Thankfully, living as a creative with so many faultlines has made me a blueswoman, and by that, I mean a seer. It has required that I defeat that which has sought to kill me. It has required that I learn to lean into things that make me uncomfortable, fearful places, my own and otherwise, and learn how to hold on.

In singing, breath integrity means that in every place you feel that the voice is timid or unsteady, you find a way to move more air fluidly across the vocal folds, even if it requires you to defy gravity to do it. You discover these “weaknesses” by testing your entire range with all manner of vocalises requiring varying degrees of obnoxiousness to reveal anything useful. When you find a space where the body starts to compensate in order to make up for or hide something that feels “different” compared to more free parts of your range, the instruction tends to be to slow down…move the breath more deliberately, up and down and all around the note or notes in question. 

The important thing here is that we can’t find the spaces where the instrument needs our extra attention without allowing it to safely “crack.” When developing mastery, there is no real value in saving face. The value is in the way we learn to support the voice when it shows us that is what it needs.

As you practice more, you don’t learn simple vowels, you learn the whole range of vowel sounds used to generate the experience of the vowel. You don’t sing pitches, you sing the whole spectrum of tonality that surrounds each pitch. Eventually, you no longer learn words, but rather a range of consonant to vowel transitions that make up the experience of a word. And ultimately, you don’t sing songs, you learn to assemble the whole range of experiences that gave the song meaning when it was being born.

Lilli Lewis. Photo by Gabriel Barreto

It is possible that my life and the lives of others of us living in the cracks can be used to reveal the vulnerabilities in the larger human song. We can reveal the spaces that are weak, that require us to slow down, apply more integrity, more energy so as to achieve a broader, more cohesive experience of human dignity. 

For me, that has been the value of learning how to develop a life, career, and body of work from the cracks and crevices. It has demanded that I deepen. It has demanded that I get to know well that which I would hide, that which my shame would have me apologize for. It has taught me that it’s not about one life, one story, one experience; it’s about an entire spectrum of experiences carried by a multitude of lives reaching for the fullest possible expression of their humanity. It has been required of me that I slow down in order to re-connect to the integrity of what animates me: my wish for us all to experience safety, general well-being and joy as we build a sustainable world. Living from the cracks widens my lens. It allows me to watch out for where others might be slipping through and helps me harness my intention to serve as mortar for our leaks. 

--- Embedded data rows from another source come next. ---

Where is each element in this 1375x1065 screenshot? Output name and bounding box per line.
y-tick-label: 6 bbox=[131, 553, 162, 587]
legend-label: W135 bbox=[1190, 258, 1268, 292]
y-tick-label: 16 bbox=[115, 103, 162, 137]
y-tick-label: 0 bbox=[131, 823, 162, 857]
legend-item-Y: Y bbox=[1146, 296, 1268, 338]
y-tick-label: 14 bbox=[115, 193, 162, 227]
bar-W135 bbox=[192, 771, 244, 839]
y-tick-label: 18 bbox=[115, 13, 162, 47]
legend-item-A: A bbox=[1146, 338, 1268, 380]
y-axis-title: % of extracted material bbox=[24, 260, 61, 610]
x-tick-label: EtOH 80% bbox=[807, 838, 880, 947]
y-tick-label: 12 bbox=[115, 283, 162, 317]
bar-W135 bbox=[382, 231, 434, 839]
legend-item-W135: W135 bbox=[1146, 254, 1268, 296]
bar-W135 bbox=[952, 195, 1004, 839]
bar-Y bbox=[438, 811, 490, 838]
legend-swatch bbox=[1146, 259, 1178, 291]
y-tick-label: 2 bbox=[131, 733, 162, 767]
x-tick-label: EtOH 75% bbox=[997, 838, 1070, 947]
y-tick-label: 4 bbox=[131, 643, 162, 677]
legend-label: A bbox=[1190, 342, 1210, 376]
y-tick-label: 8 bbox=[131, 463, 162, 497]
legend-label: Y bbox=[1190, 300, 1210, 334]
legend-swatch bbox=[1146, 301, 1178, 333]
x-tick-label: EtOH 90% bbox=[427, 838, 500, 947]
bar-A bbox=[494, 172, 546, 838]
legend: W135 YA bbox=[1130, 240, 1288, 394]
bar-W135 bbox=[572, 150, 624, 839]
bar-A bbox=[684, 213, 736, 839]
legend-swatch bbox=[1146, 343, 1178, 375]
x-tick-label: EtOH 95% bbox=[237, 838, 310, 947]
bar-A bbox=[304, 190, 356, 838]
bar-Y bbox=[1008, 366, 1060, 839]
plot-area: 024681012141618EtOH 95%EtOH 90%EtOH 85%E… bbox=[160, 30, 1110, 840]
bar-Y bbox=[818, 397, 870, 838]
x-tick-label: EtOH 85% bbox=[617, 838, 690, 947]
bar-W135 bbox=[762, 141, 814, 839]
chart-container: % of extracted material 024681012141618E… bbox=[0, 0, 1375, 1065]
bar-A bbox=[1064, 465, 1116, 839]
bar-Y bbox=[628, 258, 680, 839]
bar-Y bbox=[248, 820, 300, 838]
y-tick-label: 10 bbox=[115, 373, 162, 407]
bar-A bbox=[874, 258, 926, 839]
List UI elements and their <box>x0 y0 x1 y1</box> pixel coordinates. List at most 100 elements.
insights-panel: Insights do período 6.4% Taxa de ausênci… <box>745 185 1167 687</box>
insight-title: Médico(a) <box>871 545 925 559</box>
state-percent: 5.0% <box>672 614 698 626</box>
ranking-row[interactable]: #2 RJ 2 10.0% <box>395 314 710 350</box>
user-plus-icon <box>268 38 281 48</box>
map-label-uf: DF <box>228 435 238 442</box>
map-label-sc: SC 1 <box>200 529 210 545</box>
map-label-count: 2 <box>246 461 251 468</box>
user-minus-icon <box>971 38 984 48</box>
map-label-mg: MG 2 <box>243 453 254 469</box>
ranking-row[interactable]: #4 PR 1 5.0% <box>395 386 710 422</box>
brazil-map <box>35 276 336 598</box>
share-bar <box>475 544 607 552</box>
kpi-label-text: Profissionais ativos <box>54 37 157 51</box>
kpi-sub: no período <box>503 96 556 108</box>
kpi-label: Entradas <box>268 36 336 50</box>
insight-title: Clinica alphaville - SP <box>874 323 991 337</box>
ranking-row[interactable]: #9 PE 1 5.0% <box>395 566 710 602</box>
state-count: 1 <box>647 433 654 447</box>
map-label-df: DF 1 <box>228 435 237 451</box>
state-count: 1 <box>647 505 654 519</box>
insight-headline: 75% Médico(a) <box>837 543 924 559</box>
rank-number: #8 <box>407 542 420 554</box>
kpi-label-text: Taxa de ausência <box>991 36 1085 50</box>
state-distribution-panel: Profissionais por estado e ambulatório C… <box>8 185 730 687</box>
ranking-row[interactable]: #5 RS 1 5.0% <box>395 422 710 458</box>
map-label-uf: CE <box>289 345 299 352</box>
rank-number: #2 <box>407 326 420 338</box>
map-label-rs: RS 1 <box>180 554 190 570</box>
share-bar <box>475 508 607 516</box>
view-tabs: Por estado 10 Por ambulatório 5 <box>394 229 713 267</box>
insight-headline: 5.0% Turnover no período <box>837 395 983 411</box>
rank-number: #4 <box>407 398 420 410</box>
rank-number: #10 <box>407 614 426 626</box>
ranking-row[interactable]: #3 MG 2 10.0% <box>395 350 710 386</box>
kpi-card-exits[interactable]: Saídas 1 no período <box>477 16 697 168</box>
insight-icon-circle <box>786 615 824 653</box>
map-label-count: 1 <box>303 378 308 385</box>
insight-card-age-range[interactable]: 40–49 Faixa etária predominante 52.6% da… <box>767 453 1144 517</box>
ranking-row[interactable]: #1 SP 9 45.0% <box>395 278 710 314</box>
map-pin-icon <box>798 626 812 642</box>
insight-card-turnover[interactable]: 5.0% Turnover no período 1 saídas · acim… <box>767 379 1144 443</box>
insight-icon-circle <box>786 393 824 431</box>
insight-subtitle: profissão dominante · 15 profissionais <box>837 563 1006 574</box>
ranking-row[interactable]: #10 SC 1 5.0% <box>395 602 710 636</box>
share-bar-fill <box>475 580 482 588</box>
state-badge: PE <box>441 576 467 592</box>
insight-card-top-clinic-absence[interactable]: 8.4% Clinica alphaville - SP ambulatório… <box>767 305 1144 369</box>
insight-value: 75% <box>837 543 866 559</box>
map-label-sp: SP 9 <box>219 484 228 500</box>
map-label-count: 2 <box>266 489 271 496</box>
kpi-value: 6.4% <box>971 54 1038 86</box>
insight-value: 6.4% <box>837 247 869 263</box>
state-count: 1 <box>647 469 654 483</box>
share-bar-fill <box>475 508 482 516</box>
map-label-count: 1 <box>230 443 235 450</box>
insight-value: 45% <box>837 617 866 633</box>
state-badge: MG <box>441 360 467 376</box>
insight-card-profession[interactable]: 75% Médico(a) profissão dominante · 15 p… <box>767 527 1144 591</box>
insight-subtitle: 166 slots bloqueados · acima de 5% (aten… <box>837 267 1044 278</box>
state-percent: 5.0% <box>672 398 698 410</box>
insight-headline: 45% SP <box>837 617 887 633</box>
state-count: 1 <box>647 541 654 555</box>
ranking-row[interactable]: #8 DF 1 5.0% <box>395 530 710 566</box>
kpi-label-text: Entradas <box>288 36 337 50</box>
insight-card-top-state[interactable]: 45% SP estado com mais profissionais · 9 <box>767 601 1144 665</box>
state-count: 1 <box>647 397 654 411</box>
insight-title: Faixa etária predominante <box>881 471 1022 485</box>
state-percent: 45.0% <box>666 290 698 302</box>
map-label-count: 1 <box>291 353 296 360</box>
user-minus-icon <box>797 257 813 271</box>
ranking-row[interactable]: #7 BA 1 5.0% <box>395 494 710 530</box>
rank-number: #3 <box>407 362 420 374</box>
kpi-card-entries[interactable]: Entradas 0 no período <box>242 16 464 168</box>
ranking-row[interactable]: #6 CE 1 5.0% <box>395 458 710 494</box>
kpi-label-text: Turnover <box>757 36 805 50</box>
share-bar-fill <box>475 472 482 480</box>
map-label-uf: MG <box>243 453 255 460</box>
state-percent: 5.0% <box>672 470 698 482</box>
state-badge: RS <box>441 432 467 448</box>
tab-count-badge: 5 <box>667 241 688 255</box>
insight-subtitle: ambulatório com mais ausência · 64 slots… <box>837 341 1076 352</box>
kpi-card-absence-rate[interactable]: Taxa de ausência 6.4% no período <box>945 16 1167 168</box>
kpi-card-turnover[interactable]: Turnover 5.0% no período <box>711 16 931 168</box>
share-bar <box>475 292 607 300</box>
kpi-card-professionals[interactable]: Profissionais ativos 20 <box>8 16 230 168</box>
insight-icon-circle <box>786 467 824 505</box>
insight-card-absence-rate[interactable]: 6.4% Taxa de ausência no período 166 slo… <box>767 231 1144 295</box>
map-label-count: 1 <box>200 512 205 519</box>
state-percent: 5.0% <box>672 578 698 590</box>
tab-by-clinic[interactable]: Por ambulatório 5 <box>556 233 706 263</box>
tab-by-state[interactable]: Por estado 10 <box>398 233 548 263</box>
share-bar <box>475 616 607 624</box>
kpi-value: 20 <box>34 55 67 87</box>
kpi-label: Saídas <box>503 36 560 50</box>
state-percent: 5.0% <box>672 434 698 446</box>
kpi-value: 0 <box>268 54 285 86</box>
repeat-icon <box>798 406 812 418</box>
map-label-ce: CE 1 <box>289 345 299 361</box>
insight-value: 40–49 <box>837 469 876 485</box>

It requires that I pay attention to the razor-thin line between effort and energy. I can tell I’m exerting effort when I find myself paralyzed by my own consternation while looking to others to correct their behavior, asking others to be someone other than exactly who they are. Effort gives way to energy when I animate a sense of agency..when I begin to ask myself “what can I do?” and then follow that by the doing! Fighting against feels like effort. Working for something is energy. It fuels my apparatus. It allows my life to sing freely, whatever humble song I was born to sing.